Le 3 novembre 2016, M. G... a été convoqué à un entretien préalable à un licenciement, fixé au 16 novembre 2016 et licencié pour cause réelle et sérieuse par lettre du 9 décembre 2016 invoquant les griefs suivants :
'endommagement avec risque de devoir détruire des pièces de production, car les tubes destinés au cors de chasse ne doivent comporter aucun défaut, même minime
'manque total de respect envers son responsable hiérarchique
'accusations mensongères proférées lors de l'entretien préalable à l'encontre du management dénotant une incapacité flagrante à ne pas assurer les conséquences de ses actes.
Le 13 juin 2017, M. G... a saisi le conseil de prud'hommes de Paris lequel, par jugement du 18 janvier 2018, a :
-dit son licenciement était dépourvu de cause réelle et sérieuse ;
-condamné la société Dassault Aviation à lui verser les sommes suivantes :
-23 167,20 euros net de CSG, de CRDS et de charges sociales, à titre d'indemnité pour licenciement sans cause réelle et sérieuse,
-1 500 euros au titre des dispositions de l'article 700 du code de procédure civile,
-débouté M. G... du surplus de ses demandes,
-débouté la société Dassault Aviation de ses demandes et l'a condamnée aux dépens.
Ayant constitué avocat, la société Dassault Aviation a interjeté appel de ce jugement par déclaration transmise au greffe de la cour d'appel de Paris le 9 février 2018.

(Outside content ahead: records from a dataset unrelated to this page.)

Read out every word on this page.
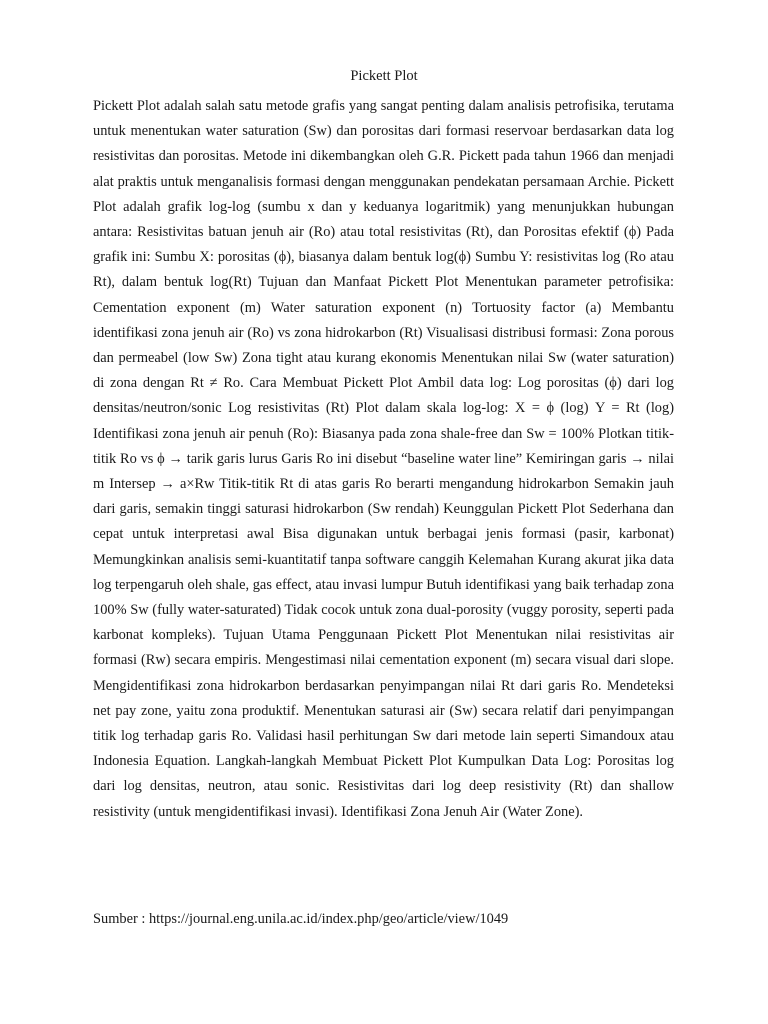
Pickett Plot

Pickett Plot adalah salah satu metode grafis yang sangat penting dalam analisis petrofisika, terutama untuk menentukan water saturation (Sw) dan porositas dari formasi reservoar berdasarkan data log resistivitas dan porositas. Metode ini dikembangkan oleh G.R. Pickett pada tahun 1966 dan menjadi alat praktis untuk menganalisis formasi dengan menggunakan pendekatan persamaan Archie. Pickett Plot adalah grafik log-log (sumbu x dan y keduanya logaritmik) yang menunjukkan hubungan antara: Resistivitas batuan jenuh air (Ro) atau total resistivitas (Rt), dan Porositas efektif (ϕ) Pada grafik ini: Sumbu X: porositas (ϕ), biasanya dalam bentuk log(ϕ) Sumbu Y: resistivitas log (Ro atau Rt), dalam bentuk log(Rt) Tujuan dan Manfaat Pickett Plot Menentukan parameter petrofisika: Cementation exponent (m) Water saturation exponent (n) Tortuosity factor (a) Membantu identifikasi zona jenuh air (Ro) vs zona hidrokarbon (Rt) Visualisasi distribusi formasi: Zona porous dan permeabel (low Sw) Zona tight atau kurang ekonomis Menentukan nilai Sw (water saturation) di zona dengan Rt ≠ Ro. Cara Membuat Pickett Plot Ambil data log: Log porositas (ϕ) dari log densitas/neutron/sonic Log resistivitas (Rt) Plot dalam skala log-log: X = ϕ (log) Y = Rt (log) Identifikasi zona jenuh air penuh (Ro): Biasanya pada zona shale-free dan Sw = 100% Plotkan titik-titik Ro vs ϕ → tarik garis lurus Garis Ro ini disebut “baseline water line” Kemiringan garis → nilai m Intersep → a×Rw Titik-titik Rt di atas garis Ro berarti mengandung hidrokarbon Semakin jauh dari garis, semakin tinggi saturasi hidrokarbon (Sw rendah) Keunggulan Pickett Plot Sederhana dan cepat untuk interpretasi awal Bisa digunakan untuk berbagai jenis formasi (pasir, karbonat) Memungkinkan analisis semi-kuantitatif tanpa software canggih Kelemahan Kurang akurat jika data log terpengaruh oleh shale, gas effect, atau invasi lumpur Butuh identifikasi yang baik terhadap zona 100% Sw (fully water-saturated) Tidak cocok untuk zona dual-porosity (vuggy porosity, seperti pada karbonat kompleks). Tujuan Utama Penggunaan Pickett Plot Menentukan nilai resistivitas air formasi (Rw) secara empiris. Mengestimasi nilai cementation exponent (m) secara visual dari slope. Mengidentifikasi zona hidrokarbon berdasarkan penyimpangan nilai Rt dari garis Ro. Mendeteksi net pay zone, yaitu zona produktif. Menentukan saturasi air (Sw) secara relatif dari penyimpangan titik log terhadap garis Ro. Validasi hasil perhitungan Sw dari metode lain seperti Simandoux atau Indonesia Equation. Langkah-langkah Membuat Pickett Plot Kumpulkan Data Log: Porositas log dari log densitas, neutron, atau sonic. Resistivitas dari log deep resistivity (Rt) dan shallow resistivity (untuk mengidentifikasi invasi). Identifikasi Zona Jenuh Air (Water Zone).

Sumber : https://journal.eng.unila.ac.id/index.php/geo/article/view/1049
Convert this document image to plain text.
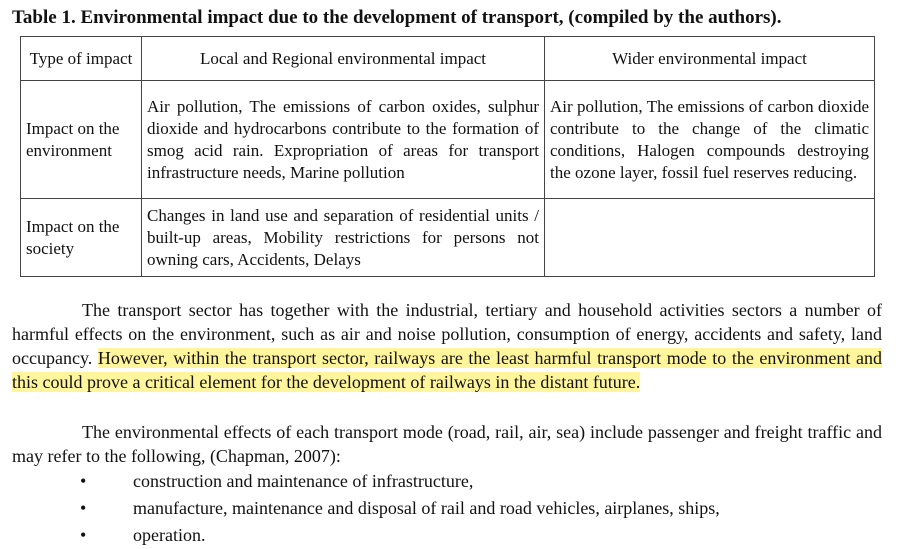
Table 1. Environmental impact due to the development of transport, (compiled by the authors).
Type of impact	Local and Regional environmental impact	Wider environmental impact
Impact on the environment	Air pollution, The emissions of carbon oxides, sulphur dioxide and hydrocarbons contribute to the formation of smog acid rain. Expropriation of areas for transport infrastructure needs, Marine pollution	Air pollution, The emissions of carbon dioxide contribute to the change of the climatic conditions, Halogen compounds destroying the ozone layer, fossil fuel reserves reducing.
Impact on the society	Changes in land use and separation of residential units / built-up areas, Mobility restrictions for persons not owning cars, Accidents, Delays	

The transport sector has together with the industrial, tertiary and household activities sectors a number of harmful effects on the environment, such as air and noise pollution, consumption of energy, accidents and safety, land occupancy. However, within the transport sector, railways are the least harmful transport mode to the environment and this could prove a critical element for the development of railways in the distant future.

The environmental effects of each transport mode (road, rail, air, sea) include passenger and freight traffic and may refer to the following, (Chapman, 2007):

•	construction and maintenance of infrastructure,
•	manufacture, maintenance and disposal of rail and road vehicles, airplanes, ships,
•	operation.
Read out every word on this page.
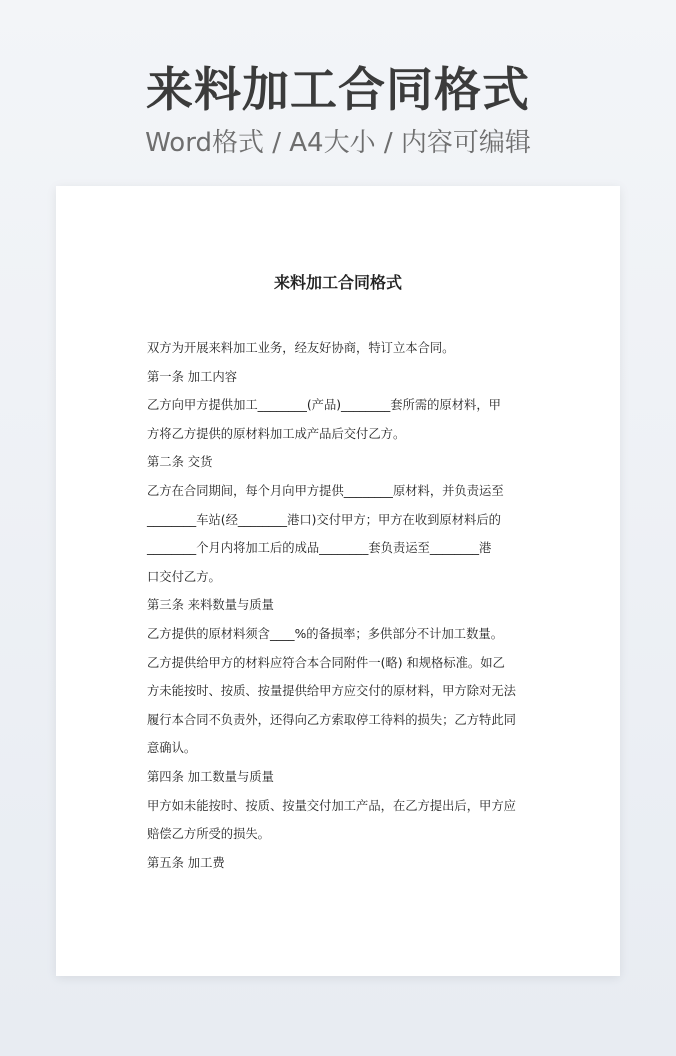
来料加工合同格式
Word格式 / A4大小 / 内容可编辑
来料加工合同格式
双方为开展来料加工业务，经友好协商，特订立本合同。
第一条 加工内容
乙方向甲方提供加工________(产品)________套所需的原材料，甲
方将乙方提供的原材料加工成产品后交付乙方。
第二条 交货
乙方在合同期间，每个月向甲方提供________原材料，并负责运至
________车站(经________港口)交付甲方；甲方在收到原材料后的
________个月内将加工后的成品________套负责运至________港
口交付乙方。
第三条 来料数量与质量
乙方提供的原材料须含____%的备损率；多供部分不计加工数量。
乙方提供给甲方的材料应符合本合同附件一(略) 和规格标准。如乙
方未能按时、按质、按量提供给甲方应交付的原材料，甲方除对无法
履行本合同不负责外，还得向乙方索取停工待料的损失；乙方特此同
意确认。
第四条 加工数量与质量
甲方如未能按时、按质、按量交付加工产品，在乙方提出后，甲方应
赔偿乙方所受的损失。
第五条 加工费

Par ses dernières écritures transmises au greffe le 9 octobre 2018, auxquelles il est renvoyé pour plus ample exposé des faits et des moyens, la société Dassault Aviation demande à la cour d'infirmer le jugement déféré en toutes ses dispositions et :
-à titre principal, de juger que M. G... n'a pas fait l'objet d'un licenciement verbal, que son licenciement reposait sur une cause réelle et sérieuse et le débouter de l'intégralité de ses demandes,
-à titre subsidiaire, réduire à de plus justes proportions le montant des dommages-intérêts pour licenciement sans cause réelle et sérieuse,
-en tout état de cause,
*débouter M. G... de sa demande de dommages et intérêts pour exécution déloyale du contrat,
*condamner M. G... à lui verser la somme de 3 000 euros sur le fondement de l'article 700 du code de procédure civile,
*condamner M. G... aux entiers de la présente instance et de ses suites, dont distraction pour les dépens d'appel au profit de la SELARL BDL Avocats en application des dispositions de l'article 699 du code de procédure civile.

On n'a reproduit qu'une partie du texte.